We went on to the fourth floor. He removed a key from his trouser pocket and opened a door. He stood aside to let me pass, then locked it behind us. It was the first time I had seen him open a door - or perform any other minor task, for that matter - without assistance from his numerous attendants. It was a weird sight, like seeing a United States president, say Bill Clinton, leaning over the bathroom sink and washing his socks.
This room was similar to his office. It had a mahogany desk with a budget of papers on top, and a worktop lined with fax machines, computers, and telephones. I spied a Nigerian National Petroleum Corporation letterheaded sheet amongst the pile on the table. There were several other letterheaded sheets that I could not make out.
I sat in front of the desk. Cash Daddy dragged a chair beside mine and sat with his knees massaging my own knees. He looked serious, like a doctor about to inform me that I was in the last stages of colon cancer.
‘I was at the hospital to see your daddy,’ he began. ‘I’m happy that he’s getting better.’
‘Thank you very much, Uncle,’ I replied. ‘We’re really happy, too. And we’re also very grateful for all your financial support. Thank you very much.’
He scrunched up his face as if I had just looked him up and down and called him a blob of fat.

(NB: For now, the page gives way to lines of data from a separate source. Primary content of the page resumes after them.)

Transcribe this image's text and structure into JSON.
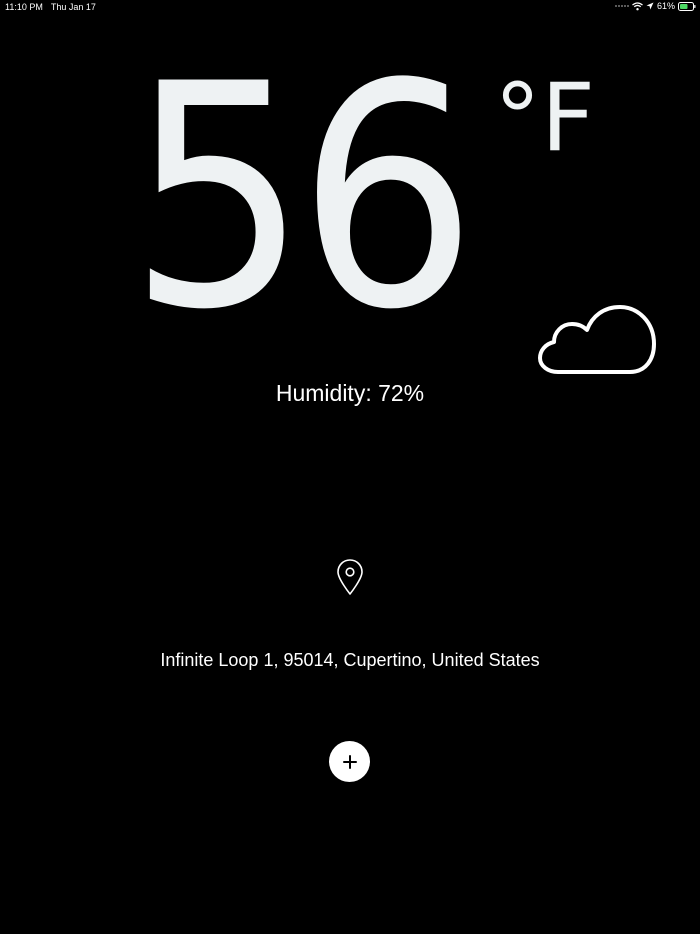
{
  "status_bar": {
    "time": "11:10 PM",
    "date": "Thu Jan 17",
    "battery": "61%",
    "icons": [
      "signal-dots-icon",
      "wifi-icon",
      "location-arrow-icon",
      "battery-icon"
    ]
  },
  "weather": {
    "temperature": "56",
    "unit": "°F",
    "condition_icon": "cloud-icon",
    "humidity": "Humidity: 72%"
  },
  "location": {
    "icon": "map-pin-icon",
    "address": "Infinite Loop 1, 95014, Cupertino, United States"
  },
  "actions": {
    "add_icon": "plus-icon"
  },
  "colors": {
    "background": "#000000",
    "foreground": "#ffffff",
    "temperature": "#eef2f3",
    "battery_fill": "#4cd964"
  }
}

‘Kings, what do you mean by thanking me? What do you mean by that? There’s no need for you to thank me for anything. When the eye weeps, the nose also weeps. After all, you’re my brother. We’re family. Is that not so?’
There was a pause.
‘Is that not so?’
I nodded. There was a longer pause.
‘Kings,’ he said at last, ‘you must be wondering why I asked you to come and see me, is that not so?’
I nodded again. He nodded as well.
‘You see all these boys here . . . all these boys around me?’
I did.
‘They’re all working for me.’ He thumped his hand on his chest. ‘I put food on their tables, I put clothes on their backs, and I make sure that they’re well sexed. And guess what? None of them, not one single one of them, is related to me in any way. Kings, I’ve been thinking about it and I’ve decided to help you.’

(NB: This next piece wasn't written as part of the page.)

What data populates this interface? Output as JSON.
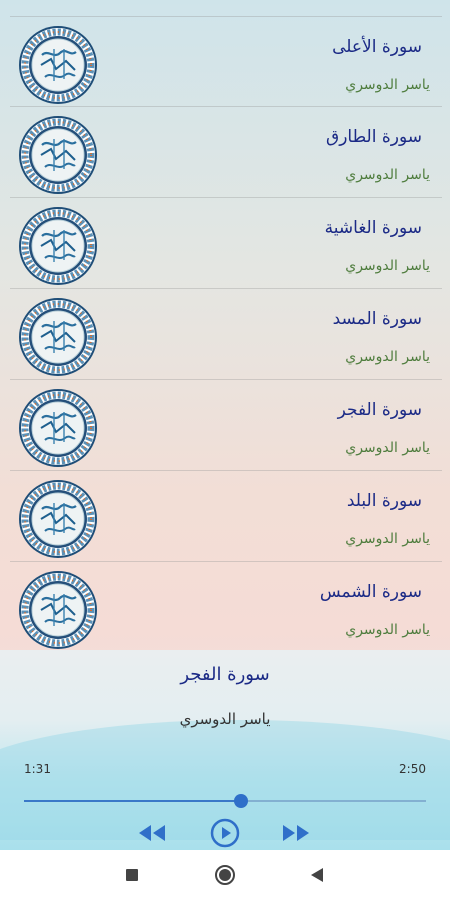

Wow. Perhaps he knew someone who was a top shot in the Petroleum Corporation. Perhaps the person was his very close friend. Perhaps the person had told him that he was looking for suitable employees and had asked him for a personal recommendation. Once again, ‘long-leg’ was about to work in my favour.
Cash Daddy leaned forward.
‘You see, there are two main things people like me have used successfully in business. One is the love of money. The other is a good brain. I can see that you’re the sort of person that will do very well in business. You, you’re a smart young man. I don’t know if you love money but I know . . . I can see . . . that you need it. I want you to come and work for me.’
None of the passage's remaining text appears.